Publié le par Perceval

Réflexions autour de ce thème, en vue d'une rédaction ....

Préalable avec J. Moingt :

C’est chaque jour, manière différente de le faire : J. Moingt considère comme un "drame" le fait, pour les religions, de "se cramponner à l'image de Dieu que chacune a reçue du passé et qu'elle cherche à maintenir à tout prix, alors que l'évolution des représentations du monde, du lien à la nature, des formes de la vie sociale et politique, des idées philosophiques, etc., ne cesse de modifier l'image de Dieu dans l'esprit des croyants comme des incroyants".

Solliciter les questions, et proposer des réponses, seulement si – s’il d’agit d’avancer des ‘ convictions ‘ il est primordial en reprenant, pour le chrétien,  ce que dit J Moingt pour le théologien : "Un théologien ne devrait se juger en droit de parler, de répondre aux questions des autres sur la foi, que s'il se sent capable de mettre, le premier, sa foi en question"

Non pas partir des enseignements de l’Eglise, les dogmes ; mais de l’histoire des hommes, et lire comment elle rencontre l’histoire de Jésus, mais par le chemin de l'histoire qui a conduit Jésus à la mort et à la résurrection

Le Dieu de Jésus-Christ n'est pas une divinité solitaire et toute-puissante qui subsisterait éternellement pour elle-même hors du monde, et qui serait seulement venue en visite chez les hommes.

Le passage par l'histoire est de ce fait dévoilement dans le temps d'un projet qui a sa racine et son aboutissement dans l'éternité, d'un projet qui vise "la renaissance en Dieu de toute l'humanité ".

Comment aujourd’hui l’histoire de Jésus, en nous et pour nous se continue t-elle ?

Parler de Jésus Christ, ce n’est pas décrire un culte religieux ; le Dieu de J.C. n’a pas besoin d’autre culte que le service des autres…. Quant à l'Eglise, elle est constituée par la communauté de ces hommes libérés qui font advenir Dieu en acceptant la grâce d'aimer.

La réflexion personnelle sur sa Foi, a beaucoup gagné de sa confrontation avec l’athéisme, elle a permis d’épurer toutes les fausses ‘ idées sur Dieu ‘ ( expression utilisée pour simplifier ).

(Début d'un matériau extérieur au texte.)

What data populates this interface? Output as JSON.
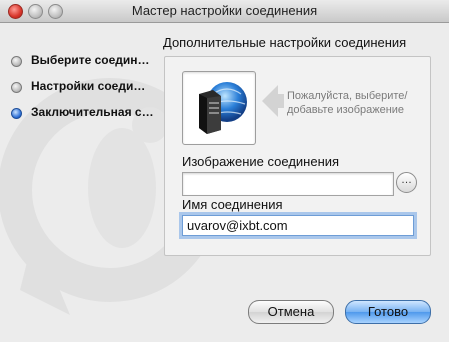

Aujourd’hui, se rajoute le passage obligé de la confrontation de ma Foi avec les autres religions, voire les autres spiritualités :

Les préoccupations de nos contemporains ne sont plus les mêmes que celles des générations passées ; ainsi :

- Le salut dans l’au-delà…. Et Pourquoi ne pas admettre, en effet, que tout homme peut donner un sens à sa vie, même s'il ne croit pas en Dieu ?

- Le péché ; une autre perspective et un autre vocabulaire permettrait de reconnaître que chacun d’entre nous désirent au plus intime de leur être se voir délivrés des entraves qui les nouent en eux-mêmes et les tiennent prisonniers, séparés des autres et de Dieu

 Cette Eglise-là compte plus d'athées que de dévots ... A la question de savoir si Dieu existe, Renan a répondu : pas encore !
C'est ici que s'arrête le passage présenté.